I should note that, when I called and left a message, I suggested an appointment between 13:00 and 15:00 on Friday because that's when I have empty space on my calendar. Between VA appointments, work meetings, help desk work, software development work, sleep, and getting back and forth between home and all of these things, that's what I've got open this week. It's not a coincidence that those hours are within the time that Landlord always says are his hours when he's available for meeting with tenants. 

This is what happened the last time I tried to set up an appointment with the guy. It wasn't pretty

I'm taking a deep breath here. You can't see it, but I am. I learned how to do that in PTSD therapy.

I'm going to call again later this morning. It's actually the middle of the night right now, so (at least in my book) it's a bad time to call anyone unless someone's either headed to the hospital or it's judgment day. My phone is on DND this time of night, with exceptions for a very few numbers. This is when my free, do whatever the fruck I want time is most days-- the middle of the night. So I'll wait until daylight, when it's more appropriate to call and leave a message. Once that's done, I'm going to get undressed and go to bed. (You can't see that either. Sorry.)

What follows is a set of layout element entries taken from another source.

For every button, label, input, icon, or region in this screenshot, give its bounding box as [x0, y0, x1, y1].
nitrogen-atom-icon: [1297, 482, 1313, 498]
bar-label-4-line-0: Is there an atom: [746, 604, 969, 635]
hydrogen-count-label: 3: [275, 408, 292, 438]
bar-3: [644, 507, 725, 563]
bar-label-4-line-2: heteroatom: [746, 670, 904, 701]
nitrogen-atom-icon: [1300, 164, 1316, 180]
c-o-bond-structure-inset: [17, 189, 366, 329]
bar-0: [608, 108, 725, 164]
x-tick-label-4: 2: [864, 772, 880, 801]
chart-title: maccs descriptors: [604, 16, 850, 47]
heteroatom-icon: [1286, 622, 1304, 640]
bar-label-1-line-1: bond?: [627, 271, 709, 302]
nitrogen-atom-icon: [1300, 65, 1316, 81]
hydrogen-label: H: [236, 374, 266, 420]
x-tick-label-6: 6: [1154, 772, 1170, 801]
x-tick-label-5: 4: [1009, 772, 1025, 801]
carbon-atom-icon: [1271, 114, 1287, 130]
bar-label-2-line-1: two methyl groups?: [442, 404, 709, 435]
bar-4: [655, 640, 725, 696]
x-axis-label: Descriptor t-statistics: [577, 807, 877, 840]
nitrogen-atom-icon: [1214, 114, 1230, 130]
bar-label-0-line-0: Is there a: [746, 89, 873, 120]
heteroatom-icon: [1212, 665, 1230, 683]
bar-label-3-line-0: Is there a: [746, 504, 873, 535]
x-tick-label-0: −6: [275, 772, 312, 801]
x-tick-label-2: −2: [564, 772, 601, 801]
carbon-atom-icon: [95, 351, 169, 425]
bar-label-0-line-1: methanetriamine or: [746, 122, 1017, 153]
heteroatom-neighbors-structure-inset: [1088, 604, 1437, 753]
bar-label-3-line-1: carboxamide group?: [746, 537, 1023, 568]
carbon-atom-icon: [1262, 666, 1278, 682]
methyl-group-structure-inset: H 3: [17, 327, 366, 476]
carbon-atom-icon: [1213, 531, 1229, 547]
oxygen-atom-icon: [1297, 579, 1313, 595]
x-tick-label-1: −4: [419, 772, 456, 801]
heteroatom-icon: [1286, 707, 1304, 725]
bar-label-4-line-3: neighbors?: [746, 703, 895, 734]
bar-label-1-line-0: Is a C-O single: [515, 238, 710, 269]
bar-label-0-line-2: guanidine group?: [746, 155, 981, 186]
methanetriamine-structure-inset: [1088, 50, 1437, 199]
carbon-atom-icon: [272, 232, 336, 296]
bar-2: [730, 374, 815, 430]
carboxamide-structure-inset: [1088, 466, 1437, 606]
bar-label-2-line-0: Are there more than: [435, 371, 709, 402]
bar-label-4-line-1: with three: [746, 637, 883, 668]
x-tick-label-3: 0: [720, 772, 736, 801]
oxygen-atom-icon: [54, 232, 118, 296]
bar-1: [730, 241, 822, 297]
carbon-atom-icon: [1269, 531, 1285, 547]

When I call, this is the message I'm going to leave:

Hi, ____. This is ____ from (where I live). This week I am available to meet between the hours of 1:00pm and 3:00pm this Friday afternoon to sign a new lease. If you would like me to suggest a specific time, I suggest 2:00pm. Other than Friday afternoon, this week is very busy for me and I am unlikely to be able to directly answer my phone. Please leave me a message and let me know if Friday at 2:00pm works for you. If not, please let me know what time between 1:00pm and 3:00pm does work for you. Thank you.

That's not the message I want to leave, but I still have some military bearing remaining. I really hope that I can just get the damn lease signed and not have to deal with the guy until this time next summer when I'm packing my stuff for Silicon Valley. 

One can hope.


Here are the other things I'd like to say (besides, "just give me the f*cking lease, let me sign it, and GTFO). 

I'm writing these down for two reasons: first, because I need to get all of this off my chest. Dealing with this landlord has triggered me to my medication's end and kept me awake all night, and I need to get some sleep so I can get to work in a few hours. Second, maybe someone else will come across these things and it will help them communicate with a veteran they're trying to talk to.

If you call, and you get my voicemail, leave one message. Tell me exactly what you need to tell me and then hang up. Don't hang up right away and call back, and especially don't call back several times in a short time span. Every time the phone rings it makes me jump. I've received too many phone calls in my life that brought bad news. I might also be in the middle of dealing with my own shit, and so I'm not at all ready to talk to anyone right this second. When I'm ready to talk, if I want to talk to you, I will call you back. 

It's honestly much better if you email or text me. Both will go straight to my phone. You still are not likely to get an immediate answer, again unless you're one of those people who I will always answer right away no-matter-what. Again, if you're one of those people, you'll know. Otherwise, email or text gives me a chance to see what you have to say and think about how I want (or need) to respond. If I'm having a really shitty PTSD day, you'll greatly prefer the delayed response.

My sense of time is all wibbly wobbly because of both the PTSD and the medication I take to treat the PTSD (and my sleep pattern, or lack thereof).  A sense of order-- a schedule-- is essential to my existence because Tuesday and Thursday feel the same to me sometimes. If you're not on my calendar, if a task isn't on my list, it doesn't happen. If you say you want to talk to me on Wednesday, it's meaningless to me. Give me a date and a time. Wednesday at 15:00 is something I can put on my calendar, and then my phone will buzz to tell me we're meeting a half hour ahead so I have time to get ready and travel to where we're meeting. I'll be in a frame of mind where I can talk to you because I'll have had time to tell the demons to shut up for a while, and I'll have enough strength built up that they might even listen.